I only made my new husband promise one thing, that I would be able to go back to school. He wasn't supportive in my artist endevers. I had to hide my sketch books and only draw while he was at work. He once gave me an oil paint set, but having a 1 year old running around all day, I couldn't use it when he was up, so I tried to use it when he went down to bed, only to be yelled at for trying to paint at night. So I put that away and didn't pick up a brush for over a decade. During this time my aunt died and her husband gave me all of her boxes and boxes of quilting fabric and half finished quilts and my mother-in-law gave me her 1944 singer sewing machine and I was intruduced to quilting. we were so broke, I took used typing paper and a ruler and make my own grapf paper and drew out quilt patterns. Only thing was none of my husband's friends wives quilted, he wanted me to do cross stitch like they did. So again I had to do my sewing after he went to sleep or during the kids nap time during the day. His aunts loved that I quilted and I spent a lot of happy times looking at all of their quiltd dating back to the 1800's.
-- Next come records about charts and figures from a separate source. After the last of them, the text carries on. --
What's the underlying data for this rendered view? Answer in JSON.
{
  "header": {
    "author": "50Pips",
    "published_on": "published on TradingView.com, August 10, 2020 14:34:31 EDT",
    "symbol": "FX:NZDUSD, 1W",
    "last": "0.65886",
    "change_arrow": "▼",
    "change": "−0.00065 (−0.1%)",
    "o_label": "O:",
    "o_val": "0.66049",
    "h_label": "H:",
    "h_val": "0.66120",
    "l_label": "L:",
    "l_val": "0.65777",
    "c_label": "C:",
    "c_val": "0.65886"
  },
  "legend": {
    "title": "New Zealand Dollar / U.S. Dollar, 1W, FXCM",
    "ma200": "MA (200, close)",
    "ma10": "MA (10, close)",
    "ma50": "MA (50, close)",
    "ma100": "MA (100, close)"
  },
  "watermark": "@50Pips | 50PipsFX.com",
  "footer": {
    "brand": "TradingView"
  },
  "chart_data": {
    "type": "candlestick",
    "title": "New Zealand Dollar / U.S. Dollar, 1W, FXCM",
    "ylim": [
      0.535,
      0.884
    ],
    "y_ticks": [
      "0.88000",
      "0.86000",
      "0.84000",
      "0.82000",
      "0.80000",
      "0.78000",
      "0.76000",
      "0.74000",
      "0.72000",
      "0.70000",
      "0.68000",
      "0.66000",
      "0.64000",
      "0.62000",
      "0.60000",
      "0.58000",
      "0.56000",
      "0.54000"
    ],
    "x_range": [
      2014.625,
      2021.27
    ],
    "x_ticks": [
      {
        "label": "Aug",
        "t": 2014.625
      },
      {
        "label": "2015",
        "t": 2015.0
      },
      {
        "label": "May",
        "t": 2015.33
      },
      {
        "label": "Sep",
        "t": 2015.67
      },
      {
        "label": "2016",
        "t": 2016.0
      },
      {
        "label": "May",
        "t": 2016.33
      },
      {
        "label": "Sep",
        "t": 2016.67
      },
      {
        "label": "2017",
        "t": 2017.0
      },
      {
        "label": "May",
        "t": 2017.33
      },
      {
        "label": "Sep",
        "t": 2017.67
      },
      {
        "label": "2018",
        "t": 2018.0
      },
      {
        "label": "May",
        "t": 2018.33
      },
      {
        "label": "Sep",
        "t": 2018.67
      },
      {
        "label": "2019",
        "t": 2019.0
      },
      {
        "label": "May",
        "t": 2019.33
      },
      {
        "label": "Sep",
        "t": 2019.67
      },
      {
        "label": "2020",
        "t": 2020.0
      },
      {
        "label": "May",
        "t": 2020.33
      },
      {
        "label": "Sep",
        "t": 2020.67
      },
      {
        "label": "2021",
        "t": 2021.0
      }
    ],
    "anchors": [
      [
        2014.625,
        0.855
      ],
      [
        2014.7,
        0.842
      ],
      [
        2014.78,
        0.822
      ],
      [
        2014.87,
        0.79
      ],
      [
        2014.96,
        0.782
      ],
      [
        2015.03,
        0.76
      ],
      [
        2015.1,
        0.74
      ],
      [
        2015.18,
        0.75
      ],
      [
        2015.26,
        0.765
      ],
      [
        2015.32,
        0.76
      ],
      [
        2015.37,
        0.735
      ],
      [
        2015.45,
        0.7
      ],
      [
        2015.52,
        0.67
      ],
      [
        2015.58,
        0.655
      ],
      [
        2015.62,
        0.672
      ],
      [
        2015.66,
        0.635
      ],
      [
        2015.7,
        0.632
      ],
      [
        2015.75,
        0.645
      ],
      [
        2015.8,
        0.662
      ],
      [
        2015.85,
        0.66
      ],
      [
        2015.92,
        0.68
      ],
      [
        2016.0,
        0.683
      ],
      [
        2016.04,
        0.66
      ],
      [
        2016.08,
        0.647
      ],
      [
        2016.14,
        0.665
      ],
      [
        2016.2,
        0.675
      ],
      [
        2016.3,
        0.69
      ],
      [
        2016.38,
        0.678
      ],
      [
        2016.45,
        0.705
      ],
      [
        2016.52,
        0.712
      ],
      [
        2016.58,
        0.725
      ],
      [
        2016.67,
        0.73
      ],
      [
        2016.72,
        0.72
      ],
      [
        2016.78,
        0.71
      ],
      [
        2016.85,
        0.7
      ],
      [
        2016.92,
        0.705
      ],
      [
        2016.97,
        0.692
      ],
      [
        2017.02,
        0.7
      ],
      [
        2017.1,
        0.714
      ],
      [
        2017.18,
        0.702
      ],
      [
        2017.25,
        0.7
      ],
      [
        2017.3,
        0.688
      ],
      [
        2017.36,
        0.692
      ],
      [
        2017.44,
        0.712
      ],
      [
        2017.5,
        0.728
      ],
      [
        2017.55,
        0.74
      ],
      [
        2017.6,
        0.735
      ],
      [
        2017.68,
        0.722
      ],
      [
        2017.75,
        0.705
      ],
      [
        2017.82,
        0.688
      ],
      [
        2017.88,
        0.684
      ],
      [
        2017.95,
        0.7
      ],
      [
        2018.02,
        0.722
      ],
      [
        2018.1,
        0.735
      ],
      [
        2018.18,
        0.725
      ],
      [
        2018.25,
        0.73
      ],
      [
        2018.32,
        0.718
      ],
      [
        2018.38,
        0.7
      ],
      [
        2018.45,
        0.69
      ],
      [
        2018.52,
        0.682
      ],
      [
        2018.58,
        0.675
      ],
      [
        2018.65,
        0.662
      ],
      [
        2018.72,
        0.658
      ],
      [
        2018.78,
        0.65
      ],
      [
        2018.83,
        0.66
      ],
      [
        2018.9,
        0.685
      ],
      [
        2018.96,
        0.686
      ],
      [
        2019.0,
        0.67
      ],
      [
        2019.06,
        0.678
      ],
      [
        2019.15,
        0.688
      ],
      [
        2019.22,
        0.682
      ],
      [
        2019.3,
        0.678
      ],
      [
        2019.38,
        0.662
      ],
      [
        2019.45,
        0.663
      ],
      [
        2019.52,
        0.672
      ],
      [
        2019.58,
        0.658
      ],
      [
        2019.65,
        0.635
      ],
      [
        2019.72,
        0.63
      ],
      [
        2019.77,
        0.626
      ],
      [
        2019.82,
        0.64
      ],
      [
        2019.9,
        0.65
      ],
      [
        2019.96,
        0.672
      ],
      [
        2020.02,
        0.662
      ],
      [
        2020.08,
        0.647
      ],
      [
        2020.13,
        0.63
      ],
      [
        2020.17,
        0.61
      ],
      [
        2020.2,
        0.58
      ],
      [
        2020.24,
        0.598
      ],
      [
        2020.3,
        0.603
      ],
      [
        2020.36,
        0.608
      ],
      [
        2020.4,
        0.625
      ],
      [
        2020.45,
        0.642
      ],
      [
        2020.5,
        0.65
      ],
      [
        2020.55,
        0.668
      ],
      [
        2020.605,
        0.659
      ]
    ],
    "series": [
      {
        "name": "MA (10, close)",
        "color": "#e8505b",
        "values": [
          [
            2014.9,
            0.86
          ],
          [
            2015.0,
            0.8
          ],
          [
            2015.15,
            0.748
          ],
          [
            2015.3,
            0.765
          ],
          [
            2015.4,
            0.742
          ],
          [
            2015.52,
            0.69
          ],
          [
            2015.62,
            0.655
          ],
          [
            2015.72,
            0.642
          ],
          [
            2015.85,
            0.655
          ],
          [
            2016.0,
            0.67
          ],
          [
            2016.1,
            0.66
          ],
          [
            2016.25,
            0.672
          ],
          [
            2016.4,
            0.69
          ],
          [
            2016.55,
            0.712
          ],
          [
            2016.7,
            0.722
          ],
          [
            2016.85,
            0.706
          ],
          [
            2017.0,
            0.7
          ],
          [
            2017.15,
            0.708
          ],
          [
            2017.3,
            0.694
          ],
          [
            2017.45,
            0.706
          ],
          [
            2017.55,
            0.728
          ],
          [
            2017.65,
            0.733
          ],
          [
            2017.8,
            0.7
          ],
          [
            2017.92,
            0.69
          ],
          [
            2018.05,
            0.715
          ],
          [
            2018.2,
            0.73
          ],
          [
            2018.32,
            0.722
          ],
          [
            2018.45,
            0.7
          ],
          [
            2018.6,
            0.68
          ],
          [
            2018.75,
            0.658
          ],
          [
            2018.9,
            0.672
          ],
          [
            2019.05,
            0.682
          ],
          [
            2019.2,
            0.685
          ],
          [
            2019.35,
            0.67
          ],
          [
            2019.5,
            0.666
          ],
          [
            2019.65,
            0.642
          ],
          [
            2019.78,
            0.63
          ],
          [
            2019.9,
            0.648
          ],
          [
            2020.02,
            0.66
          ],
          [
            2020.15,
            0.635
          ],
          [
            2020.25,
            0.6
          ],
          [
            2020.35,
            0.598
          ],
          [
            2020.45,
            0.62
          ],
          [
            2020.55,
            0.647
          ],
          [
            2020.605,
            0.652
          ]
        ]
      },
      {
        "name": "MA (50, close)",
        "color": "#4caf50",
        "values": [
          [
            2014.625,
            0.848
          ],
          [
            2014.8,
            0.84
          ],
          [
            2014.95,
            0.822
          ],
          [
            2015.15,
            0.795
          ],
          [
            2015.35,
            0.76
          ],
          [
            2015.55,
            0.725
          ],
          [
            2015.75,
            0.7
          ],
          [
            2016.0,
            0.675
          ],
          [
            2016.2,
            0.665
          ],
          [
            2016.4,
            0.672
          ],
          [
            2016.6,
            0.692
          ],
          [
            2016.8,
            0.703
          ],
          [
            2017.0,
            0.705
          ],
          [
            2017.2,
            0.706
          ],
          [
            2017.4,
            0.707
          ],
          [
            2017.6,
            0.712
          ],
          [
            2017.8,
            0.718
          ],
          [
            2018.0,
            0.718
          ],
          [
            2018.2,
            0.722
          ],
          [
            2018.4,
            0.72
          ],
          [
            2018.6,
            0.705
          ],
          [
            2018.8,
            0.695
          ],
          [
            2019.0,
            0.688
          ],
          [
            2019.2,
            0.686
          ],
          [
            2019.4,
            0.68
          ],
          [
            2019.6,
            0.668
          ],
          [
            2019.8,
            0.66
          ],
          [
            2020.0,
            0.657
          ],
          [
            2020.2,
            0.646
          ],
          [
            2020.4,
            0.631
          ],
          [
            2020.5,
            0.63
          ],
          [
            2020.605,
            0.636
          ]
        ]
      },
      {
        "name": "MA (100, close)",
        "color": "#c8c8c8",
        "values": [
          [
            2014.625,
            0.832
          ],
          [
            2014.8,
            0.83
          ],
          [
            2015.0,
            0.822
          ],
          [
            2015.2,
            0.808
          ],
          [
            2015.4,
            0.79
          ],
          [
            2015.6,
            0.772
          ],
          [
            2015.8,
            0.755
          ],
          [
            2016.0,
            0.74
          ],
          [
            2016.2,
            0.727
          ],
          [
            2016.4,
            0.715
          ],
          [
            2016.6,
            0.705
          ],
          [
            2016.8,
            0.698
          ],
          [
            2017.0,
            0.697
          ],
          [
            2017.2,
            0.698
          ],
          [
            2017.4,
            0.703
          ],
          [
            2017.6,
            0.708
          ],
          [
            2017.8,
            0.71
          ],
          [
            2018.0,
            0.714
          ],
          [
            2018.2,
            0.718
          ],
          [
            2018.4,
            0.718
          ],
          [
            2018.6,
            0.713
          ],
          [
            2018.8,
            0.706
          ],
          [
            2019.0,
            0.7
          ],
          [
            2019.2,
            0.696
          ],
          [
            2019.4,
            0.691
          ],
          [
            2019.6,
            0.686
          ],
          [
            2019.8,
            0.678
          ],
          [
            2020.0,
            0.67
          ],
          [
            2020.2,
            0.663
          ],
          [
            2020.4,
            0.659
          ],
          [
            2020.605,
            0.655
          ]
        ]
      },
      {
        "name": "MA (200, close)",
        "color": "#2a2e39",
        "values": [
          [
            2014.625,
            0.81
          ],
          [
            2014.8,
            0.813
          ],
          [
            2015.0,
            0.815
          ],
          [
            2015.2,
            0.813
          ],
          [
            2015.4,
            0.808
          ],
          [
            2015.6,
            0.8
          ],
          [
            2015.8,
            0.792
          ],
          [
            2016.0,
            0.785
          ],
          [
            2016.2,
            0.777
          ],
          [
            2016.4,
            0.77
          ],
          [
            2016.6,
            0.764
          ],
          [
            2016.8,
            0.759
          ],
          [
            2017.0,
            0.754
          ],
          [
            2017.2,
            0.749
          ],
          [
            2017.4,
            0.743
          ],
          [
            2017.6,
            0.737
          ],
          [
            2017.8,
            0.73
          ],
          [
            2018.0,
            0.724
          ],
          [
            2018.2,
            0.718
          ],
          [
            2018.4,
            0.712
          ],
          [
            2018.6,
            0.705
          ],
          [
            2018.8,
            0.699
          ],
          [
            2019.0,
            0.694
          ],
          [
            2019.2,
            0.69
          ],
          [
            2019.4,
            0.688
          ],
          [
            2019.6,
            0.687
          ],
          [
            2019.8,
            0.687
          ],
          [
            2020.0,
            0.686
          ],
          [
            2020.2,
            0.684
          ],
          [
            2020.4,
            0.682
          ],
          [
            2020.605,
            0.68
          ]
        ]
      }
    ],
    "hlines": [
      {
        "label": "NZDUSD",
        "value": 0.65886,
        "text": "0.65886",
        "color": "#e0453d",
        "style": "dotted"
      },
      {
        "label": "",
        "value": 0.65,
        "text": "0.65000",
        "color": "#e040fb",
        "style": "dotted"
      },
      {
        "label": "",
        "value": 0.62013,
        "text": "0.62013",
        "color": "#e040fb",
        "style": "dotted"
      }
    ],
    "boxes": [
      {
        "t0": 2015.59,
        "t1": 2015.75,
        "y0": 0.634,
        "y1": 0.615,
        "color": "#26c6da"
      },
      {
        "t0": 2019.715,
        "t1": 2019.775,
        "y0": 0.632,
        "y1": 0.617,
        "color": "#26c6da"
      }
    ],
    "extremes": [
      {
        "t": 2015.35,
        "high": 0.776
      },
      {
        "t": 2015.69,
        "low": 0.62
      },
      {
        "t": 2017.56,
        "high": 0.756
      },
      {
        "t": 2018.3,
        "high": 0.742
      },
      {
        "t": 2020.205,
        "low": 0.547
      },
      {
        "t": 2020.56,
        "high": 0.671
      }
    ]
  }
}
I made a baby quilt for one of his buddy's wife's baby shower and his friend couldn't stop talking about how much they loved that quilt and how much it meant to them and the design and quality of the work, so after that I was allowed to make quilts in the open but still had to keep the drawing in the closet.
I did manage to take a painting class and a drawing class through a community college adult education class.
I then taught myself cake decorating and finally got a job outside of the house as a cake decorater. After a few years of that I made my move to go back to school. I wanted to study accounting. ( thought it would allow me to make enough to get a divorce). I applied and was accepted and drove to the school to meet with a counsolor and could't make it in the door. I cried all the way home. I was too nervous, shy, asham of being fat and old. The next quarter I made it, and a new world open up to me. I did good in my classes. Turned out I wasn't a dumb as I was told, just had a learning disability and once I learned how to work around that I felt like I was flying. I really did well in math and thought about changing to Drafting. One quarter I wanted to take the beginning drawing class just to show my self that I wasn't any good. And the rest is history. I fell in love with the class. The teacher treated me like I was talanted and smart. I ended up on the dean's list every quarter I was there. When I would take finished paintings in for grading I had teachers following to ask to buy them. The school bought 3 of my works. One was a quilt, one was an oil painting and one was a color pencil piece.
I then went to a State University in Atlanta and did well there. I learned a lot but ended up getting a divorce and had to stop classes to get a job. My daughter and I moved and I was lucky enough to get a job as a graphic artist. Then my daughter started using drugs and everything artistic just froze up. I tried taking a weaving class and loved that and wanted to go in that directions but the college dropped that major to make room for graphic design. I had just enough in Alimony to cover college expenses, just long enough to finish, but I ended up using that money for my daughter's rehab.
It was a long journy for my daughter to get clean for most of the time I was frozen and couldn't really let go enough to do what I wanted. But now things have shifted inside of me. I'm interested to see what comes from this.